Manifesto: We Believe
Writer’s note: This section of text has been sourced from the actual conversations, birthed and spoken from the artists attending this specific meeting. Honor these artists’ words. Speak only truth as you experience it.
(Repeating): My name is [any name]…
The ensemble builds another cacophony, this time of names. After some time, the ensemble also introduces the line:
(Repeating): I believe the State of American Theatre in Chicago is [improvised—but truthful]…
As before, the ensemble builds this in energy. Abstraction of movement highly encouraged. It comes to fullness of movement and voice, then…
We believe in the power of the people of Chicago. We believe we are strongest when we fight for equal pay and treatment for all of us. We believe that barriers to accessing theater should be removed. We believe the kids of Englewood deserve a high quality arts education just as much as the kids in Lincoln Park. We believe that our theater should reflect the diverse beauty that is uniquely Chicago. We believe that we should destroy false idols and false narrative that have driven inequity in our communities. We believe that Black Lives Matter. We believe in that Time’s Up. We believe in #NoCopAcademy in the city of Chicago. We believe all people are valid and worthy of seeing themselves portrayed on our cities’ stages. We believe representation matters. We believe in self-care. We believe that in order to participate in self-care that theatre professionals deserve livable wages. We believe in making work for little to no money because we believe what we do is necessary. We believe in creating work that pushes creative boundaries. We believe the theater cannot foster hatred. We believe in the introductions of new forms of theater. We believe in devising our own stories. We believe in the reclamation of our humanity through the lens of theatre.
And maybe we don’t all believe the exact same things.
But we do believe in the work we are doing.
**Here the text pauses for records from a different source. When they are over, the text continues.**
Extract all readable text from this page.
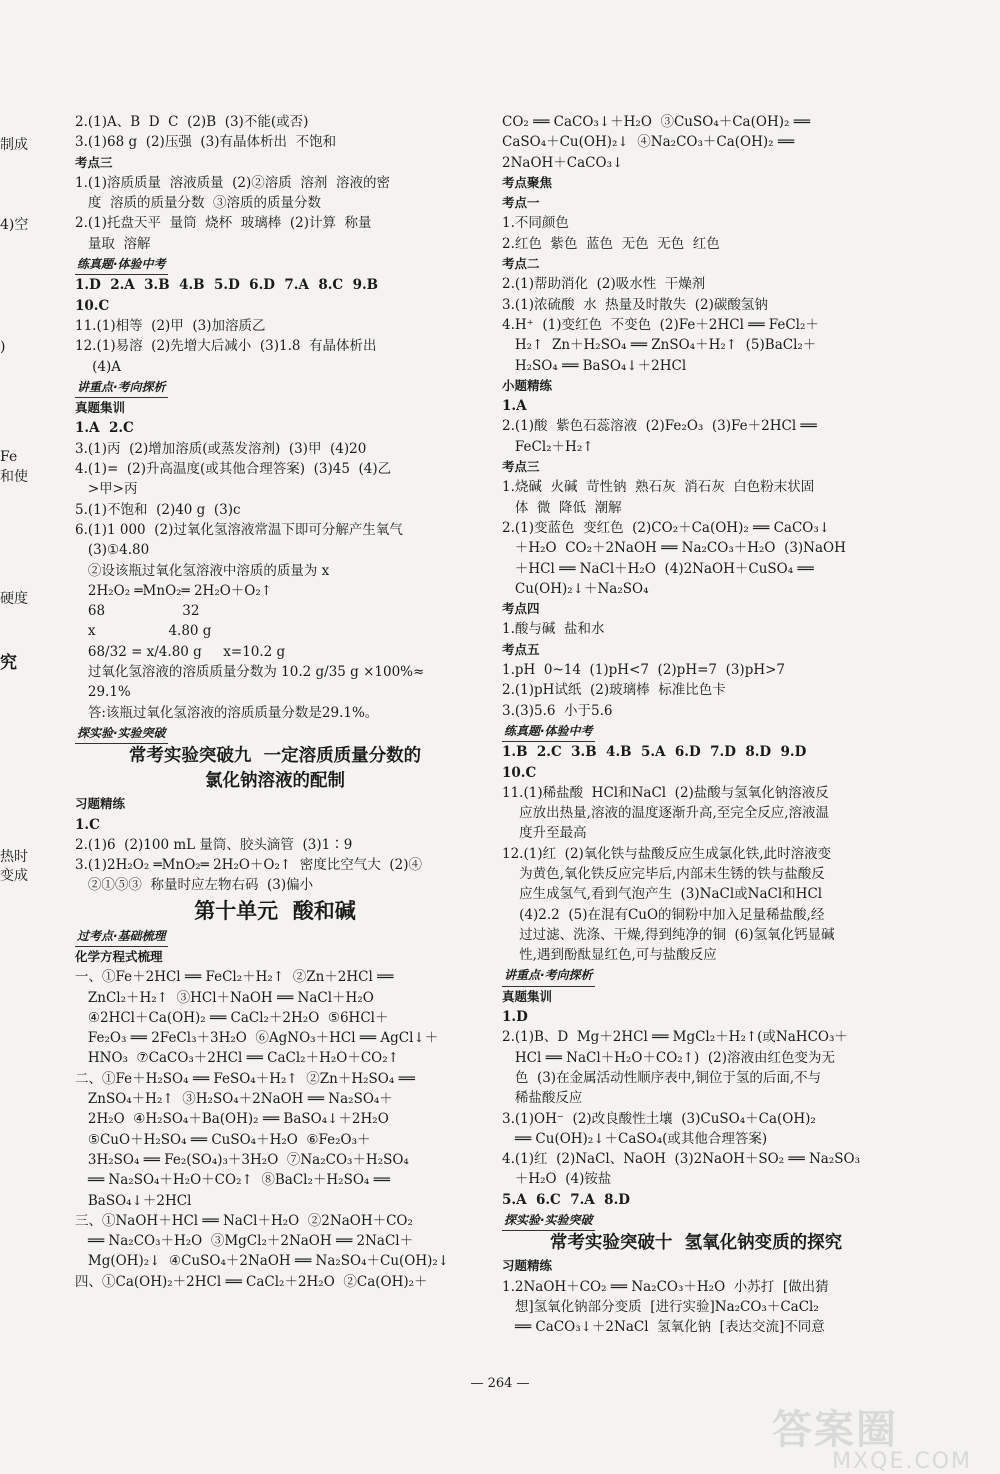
制成
4)空
)
Fe
和使
硬度
究
热时
变成
2.(1)A、B  D  C  (2)B  (3)不能(或否)
3.(1)68 g  (2)压强  (3)有晶体析出  不饱和
考点三
1.(1)溶质质量  溶液质量  (2)②溶质  溶剂  溶液的密
度  溶质的质量分数  ③溶质的质量分数
2.(1)托盘天平  量筒  烧杯  玻璃棒  (2)计算  称量
量取  溶解
练真题·体验中考
1.D  2.A  3.B  4.B  5.D  6.D  7.A  8.C  9.B
10.C
11.(1)相等  (2)甲  (3)加溶质乙
12.(1)易溶  (2)先增大后减小  (3)1.8  有晶体析出
(4)A
讲重点·考向探析
真题集训
1.A  2.C
3.(1)丙  (2)增加溶质(或蒸发溶剂)  (3)甲  (4)20
4.(1)=  (2)升高温度(或其他合理答案)  (3)45  (4)乙
>甲>丙
5.(1)不饱和  (2)40 g  (3)c
6.(1)1 000  (2)过氧化氢溶液常温下即可分解产生氧气
(3)①4.80
②设该瓶过氧化氢溶液中溶质的质量为 x
2H₂O₂ ═MnO₂═ 2H₂O＋O₂↑
68                  32
x                 4.80 g
68/32 = x/4.80 g     x=10.2 g
过氧化氢溶液的溶质质量分数为 10.2 g/35 g ×100%≈
29.1%
答:该瓶过氧化氢溶液的溶质质量分数是29.1%。
探实验·实验突破
常考实验突破九  一定溶质质量分数的
氯化钠溶液的配制
习题精练
1.C
2.(1)6  (2)100 mL 量筒、胶头滴管  (3)1∶9
3.(1)2H₂O₂ ═MnO₂═ 2H₂O＋O₂↑  密度比空气大  (2)④
②①⑤③  称量时应左物右码  (3)偏小
第十单元  酸和碱
过考点·基础梳理
化学方程式梳理
一、①Fe＋2HCl ══ FeCl₂＋H₂↑  ②Zn＋2HCl ══
ZnCl₂＋H₂↑  ③HCl＋NaOH ══ NaCl＋H₂O
④2HCl＋Ca(OH)₂ ══ CaCl₂＋2H₂O  ⑤6HCl＋
Fe₂O₃ ══ 2FeCl₃＋3H₂O  ⑥AgNO₃＋HCl ══ AgCl↓＋
HNO₃  ⑦CaCO₃＋2HCl ══ CaCl₂＋H₂O＋CO₂↑
二、①Fe＋H₂SO₄ ══ FeSO₄＋H₂↑  ②Zn＋H₂SO₄ ══
ZnSO₄＋H₂↑  ③H₂SO₄＋2NaOH ══ Na₂SO₄＋
2H₂O  ④H₂SO₄＋Ba(OH)₂ ══ BaSO₄↓＋2H₂O
⑤CuO＋H₂SO₄ ══ CuSO₄＋H₂O  ⑥Fe₂O₃＋
3H₂SO₄ ══ Fe₂(SO₄)₃＋3H₂O  ⑦Na₂CO₃＋H₂SO₄
══ Na₂SO₄＋H₂O＋CO₂↑  ⑧BaCl₂＋H₂SO₄ ══
BaSO₄↓＋2HCl
三、①NaOH＋HCl ══ NaCl＋H₂O  ②2NaOH＋CO₂
══ Na₂CO₃＋H₂O  ③MgCl₂＋2NaOH ══ 2NaCl＋
Mg(OH)₂↓  ④CuSO₄＋2NaOH ══ Na₂SO₄＋Cu(OH)₂↓
四、①Ca(OH)₂＋2HCl ══ CaCl₂＋2H₂O  ②Ca(OH)₂＋
CO₂ ══ CaCO₃↓＋H₂O  ③CuSO₄＋Ca(OH)₂ ══
CaSO₄＋Cu(OH)₂↓  ④Na₂CO₃＋Ca(OH)₂ ══
2NaOH＋CaCO₃↓
考点聚焦
考点一
1.不同颜色
2.红色  紫色  蓝色  无色  无色  红色
考点二
2.(1)帮助消化  (2)吸水性  干燥剂
3.(1)浓硫酸  水  热量及时散失  (2)碳酸氢钠
4.H⁺  (1)变红色  不变色  (2)Fe＋2HCl ══ FeCl₂＋
H₂↑  Zn＋H₂SO₄ ══ ZnSO₄＋H₂↑  (5)BaCl₂＋
H₂SO₄ ══ BaSO₄↓＋2HCl
小题精练
1.A
2.(1)酸  紫色石蕊溶液  (2)Fe₂O₃  (3)Fe＋2HCl ══
FeCl₂＋H₂↑
考点三
1.烧碱  火碱  苛性钠  熟石灰  消石灰  白色粉末状固
体  微  降低  潮解
2.(1)变蓝色  变红色  (2)CO₂＋Ca(OH)₂ ══ CaCO₃↓
＋H₂O  CO₂＋2NaOH ══ Na₂CO₃＋H₂O  (3)NaOH
＋HCl ══ NaCl＋H₂O  (4)2NaOH＋CuSO₄ ══
Cu(OH)₂↓＋Na₂SO₄
考点四
1.酸与碱  盐和水
考点五
1.pH  0~14  (1)pH<7  (2)pH=7  (3)pH>7
2.(1)pH试纸  (2)玻璃棒  标准比色卡
3.(3)5.6  小于5.6
练真题·体验中考
1.B  2.C  3.B  4.B  5.A  6.D  7.D  8.D  9.D
10.C
11.(1)稀盐酸  HCl和NaCl  (2)盐酸与氢氧化钠溶液反
应放出热量,溶液的温度逐渐升高,至完全反应,溶液温
度升至最高
12.(1)红  (2)氧化铁与盐酸反应生成氯化铁,此时溶液变
为黄色,氧化铁反应完毕后,内部未生锈的铁与盐酸反
应生成氢气,看到气泡产生  (3)NaCl或NaCl和HCl
(4)2.2  (5)在混有CuO的铜粉中加入足量稀盐酸,经
过过滤、洗涤、干燥,得到纯净的铜  (6)氢氧化钙显碱
性,遇到酚酞显红色,可与盐酸反应
讲重点·考向探析
真题集训
1.D
2.(1)B、D  Mg＋2HCl ══ MgCl₂＋H₂↑(或NaHCO₃＋
HCl ══ NaCl＋H₂O＋CO₂↑)  (2)溶液由红色变为无
色  (3)在金属活动性顺序表中,铜位于氢的后面,不与
稀盐酸反应
3.(1)OH⁻  (2)改良酸性土壤  (3)CuSO₄＋Ca(OH)₂
══ Cu(OH)₂↓＋CaSO₄(或其他合理答案)
4.(1)红  (2)NaCl、NaOH  (3)2NaOH＋SO₂ ══ Na₂SO₃
＋H₂O  (4)铵盐
5.A  6.C  7.A  8.D
探实验·实验突破
常考实验突破十  氢氧化钠变质的探究
习题精练
1.2NaOH＋CO₂ ══ Na₂CO₃＋H₂O  小苏打  [做出猜
想]氢氧化钠部分变质  [进行实验]Na₂CO₃＋CaCl₂
══ CaCO₃↓＋2NaCl  氢氧化钠  [表达交流]不同意
— 264 —
答案圈
MXQE.COM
And this belief is the State of The American Theatre in Chicago. Truth be told, I don’t think it took a meeting for us to know this—just some clarity and reflection through community processing.
The State of the American Theatre: Chicago Edition meeting was organized by Isabella Petrini and occured on August 15, 2018 at the Front Bar at Steppenwolf Theater. The meeting brought together a diverse and eclectic group of Chicago’s working theater professionals including, but not limited to: actors, directors, comedians, stage managers, interns, playwrights, critics and folx who “do it all.”
Petrini aimed to provide space and opportunity for “casual conversation on what is happening in our community.”